If he were alive, Walter Benjamin may well feel inclined to cast doubt on the emotional authenticity of such objects. I make this conjecture in the knowledge that, for Benjamin, when mechanically reproduced, an artwork loses its 'aura', its "unique presence in time and space". At the same time the aura of the artist also withers meaning that 'the culture industry' (Adorno & Horkheimer, 1944) must preserve it artificially in order to make money, preserving "not the unique aura of the person but the 'spell of the personality', the phoney spell of a commodity" (Benjamin, 1936, in Benjamin, 1992, page 224). Yet does the fact that, as Maycock indicates, some folks "come to the auction view just to touch a jacket worn by Elvis or John Lennon" imply that they are simply in thrall to commodities or are more complex readings of the situation in order (Maycock quoted in Johnson, Sunday Times, 22 April 1990, np)?

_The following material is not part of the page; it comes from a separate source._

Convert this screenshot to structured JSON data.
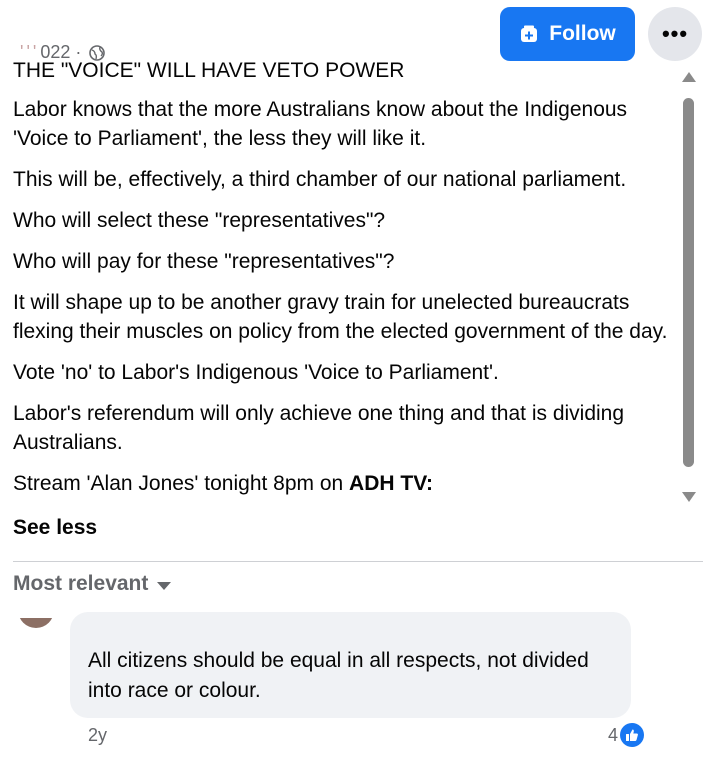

Well, whilst there is certainly plenty of money changing hands to secure items of pop memorabilia, it is not true to say that this indicates that people are blindly worshipping commodities since it is not the monetary value of these items that matters so much as their meaning-value. As Harvey reveals, referring to the work of Rochberg-Halton:

… in a sample study of North Chicago residents in 1977 … the objects actually valued in the home were not the 'pecuniary trophies' of a materialist culture … but the artefacts that embodied 'ties to loved ones and kin, valued experiences and activities, and memories of significant life events and people.' Photographs, particular objects and events become the focus of a contemplative memory, and hence a generator of a sense of self that lies outside the sensory overloading of consumerist culture and fashion (Harvey, 1990, page 292). The conclusions of this research project tie in with my own belief that pop music is characterised by a dialectic of liberation and control and that its emotional truth remains 'priceless' even as we purchase it. This desire to bask in the glow of the 'aura' emitted by objects connected to those artists whose emotional truth resounds most powerfully for us suggests that pop memorabilia is the modern equivalent of religious relics.1.

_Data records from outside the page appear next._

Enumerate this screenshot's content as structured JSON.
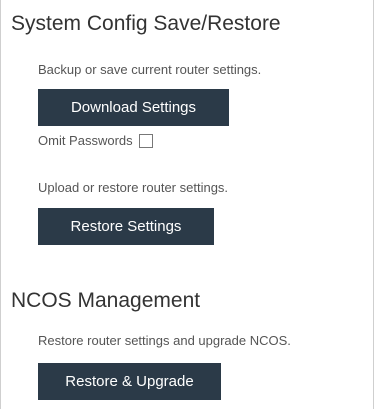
{
  "system_config": {
    "title": "System Config Save/Restore",
    "backup_description": "Backup or save current router settings.",
    "download_button": "Download Settings",
    "omit_passwords_label": "Omit Passwords",
    "omit_passwords_checked": false,
    "upload_description": "Upload or restore router settings.",
    "restore_button": "Restore Settings"
  },
  "ncos_management": {
    "title": "NCOS Management",
    "description": "Restore router settings and upgrade NCOS.",
    "restore_upgrade_button": "Restore & Upgrade"
  },
  "colors": {
    "button_bg": "#2b3a48",
    "button_text": "#ffffff",
    "border": "#cfcfcf"
  }
}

If the emotional truth of pop music is able to survive its duplication by tribute performers and its dispersal into ephemera which is sold and re-sold by the memorabilia trade perhaps this is only because when it was made that pop had an emotional authenticity. The great fear, as I have frequently noted (see Intro; Chapter One; earlier in this chapter), is that today's pop has lost that sense of meaningfulness because it is only a representation of a representation of a copy of a pale reflection of an original object. As evidence of entropy the observation that "the gap between arrival on the pop scene and a presence at the rock auctions is getting smaller all the time" seems compelling (Record Collector, September 1997, 217, page 5).

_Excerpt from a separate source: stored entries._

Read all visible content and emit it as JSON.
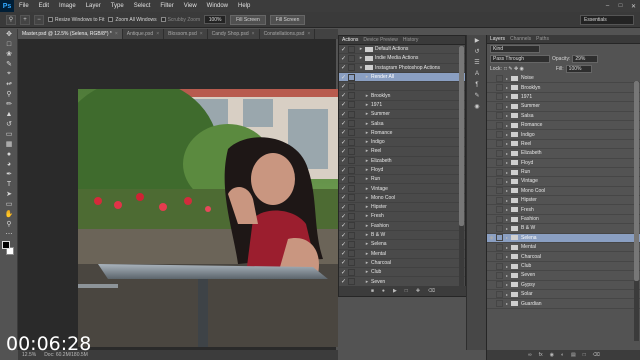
{
  "app_logo": "Ps",
  "menu": [
    "File",
    "Edit",
    "Image",
    "Layer",
    "Type",
    "Select",
    "Filter",
    "View",
    "Window",
    "Help"
  ],
  "window_controls": [
    "minimize-icon",
    "maximize-icon",
    "close-icon"
  ],
  "options": {
    "resize_windows": "Resize Windows to Fit",
    "zoom_all": "Zoom All Windows",
    "scrubby_zoom": "Scrubby Zoom",
    "zoom_value": "100%",
    "fill_screen_1": "Fill Screen",
    "fill_screen_2": "Fill Screen",
    "workspace": "Essentials"
  },
  "tabs": [
    {
      "label": "Master.psd @ 12.5% (Selena, RGB/8*) *",
      "active": true
    },
    {
      "label": "Antique.psd",
      "active": false
    },
    {
      "label": "Blossom.psd",
      "active": false
    },
    {
      "label": "Candy Shop.psd",
      "active": false
    },
    {
      "label": "Constellations.psd",
      "active": false
    }
  ],
  "status": {
    "zoom": "12.5%",
    "doc": "Doc: 60.2M/180.5M"
  },
  "timer": "00:06:28",
  "actions_panel": {
    "tabs": [
      "Actions",
      "Device Preview",
      "History"
    ],
    "rows": [
      {
        "label": "Default Actions",
        "type": "set"
      },
      {
        "label": "Indie Media Actions",
        "type": "set"
      },
      {
        "label": "Instagram Photoshop Actions",
        "type": "set"
      },
      {
        "label": "Render All",
        "type": "action",
        "selected": true
      },
      {
        "label": "",
        "type": "blank"
      },
      {
        "label": "Brooklyn",
        "type": "action"
      },
      {
        "label": "1971",
        "type": "action"
      },
      {
        "label": "Summer",
        "type": "action"
      },
      {
        "label": "Salsa",
        "type": "action"
      },
      {
        "label": "Romance",
        "type": "action"
      },
      {
        "label": "Indigo",
        "type": "action"
      },
      {
        "label": "Reel",
        "type": "action"
      },
      {
        "label": "Elizabeth",
        "type": "action"
      },
      {
        "label": "Floyd",
        "type": "action"
      },
      {
        "label": "Run",
        "type": "action"
      },
      {
        "label": "Vintage",
        "type": "action"
      },
      {
        "label": "Mono Cool",
        "type": "action"
      },
      {
        "label": "Hipster",
        "type": "action"
      },
      {
        "label": "Fresh",
        "type": "action"
      },
      {
        "label": "Fashion",
        "type": "action"
      },
      {
        "label": "B & W",
        "type": "action"
      },
      {
        "label": "Selena",
        "type": "action"
      },
      {
        "label": "Mental",
        "type": "action"
      },
      {
        "label": "Charcoal",
        "type": "action"
      },
      {
        "label": "Club",
        "type": "action"
      },
      {
        "label": "Seven",
        "type": "action"
      }
    ]
  },
  "layers_panel": {
    "tabs": [
      "Layers",
      "Channels",
      "Paths"
    ],
    "kind": "Kind",
    "blend_mode": "Pass Through",
    "opacity_label": "Opacity:",
    "opacity": "29%",
    "lock_label": "Lock:",
    "fill_label": "Fill:",
    "fill": "100%",
    "layers": [
      {
        "name": "Noise",
        "visible": false
      },
      {
        "name": "Brooklyn",
        "visible": false
      },
      {
        "name": "1971",
        "visible": false
      },
      {
        "name": "Summer",
        "visible": false
      },
      {
        "name": "Salsa",
        "visible": false
      },
      {
        "name": "Romance",
        "visible": false
      },
      {
        "name": "Indigo",
        "visible": false
      },
      {
        "name": "Reel",
        "visible": false
      },
      {
        "name": "Elizabeth",
        "visible": false
      },
      {
        "name": "Floyd",
        "visible": false
      },
      {
        "name": "Run",
        "visible": false
      },
      {
        "name": "Vintage",
        "visible": false
      },
      {
        "name": "Mono Cool",
        "visible": false
      },
      {
        "name": "Hipster",
        "visible": false
      },
      {
        "name": "Fresh",
        "visible": false
      },
      {
        "name": "Fashion",
        "visible": false
      },
      {
        "name": "B & W",
        "visible": false
      },
      {
        "name": "Selena",
        "visible": true,
        "selected": true
      },
      {
        "name": "Mental",
        "visible": false
      },
      {
        "name": "Charcoal",
        "visible": false
      },
      {
        "name": "Club",
        "visible": false
      },
      {
        "name": "Seven",
        "visible": false
      },
      {
        "name": "Gypsy",
        "visible": false
      },
      {
        "name": "Solar",
        "visible": false
      },
      {
        "name": "Guardian",
        "visible": false
      }
    ]
  },
  "colors": {
    "selection": "#8a9fc2",
    "ps_blue": "#31a8ff"
  }
}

Similarly, even Björn Again's manager is baffled by the existence of tributes to contemporary bands like Oasis (Appendix 1). Whilst I can only speculate as to the reasons for John Tyrrell's dislike of the likes of No Way Sis, there is a feeling abroad that Oasis are themselves essentially a tribute band, no more than "a cultural hologram of their heroes", The Beatles (Bracewell, 1997, page 229). In fact, the Britpop phenomenon of recent years (of which Oasis were considered leading lights) has a whole been derided as "heritage pop" (Bracewell, 1997, page 229 - see Intro). It is this notion which I shall be fully exploring in the following chapter.

Notes
1. A similar desire could also be said to lie behind the appreciation of the waxworks at Madame Tussauds as evinced by the many people having photographs taken standing next to their pop idols.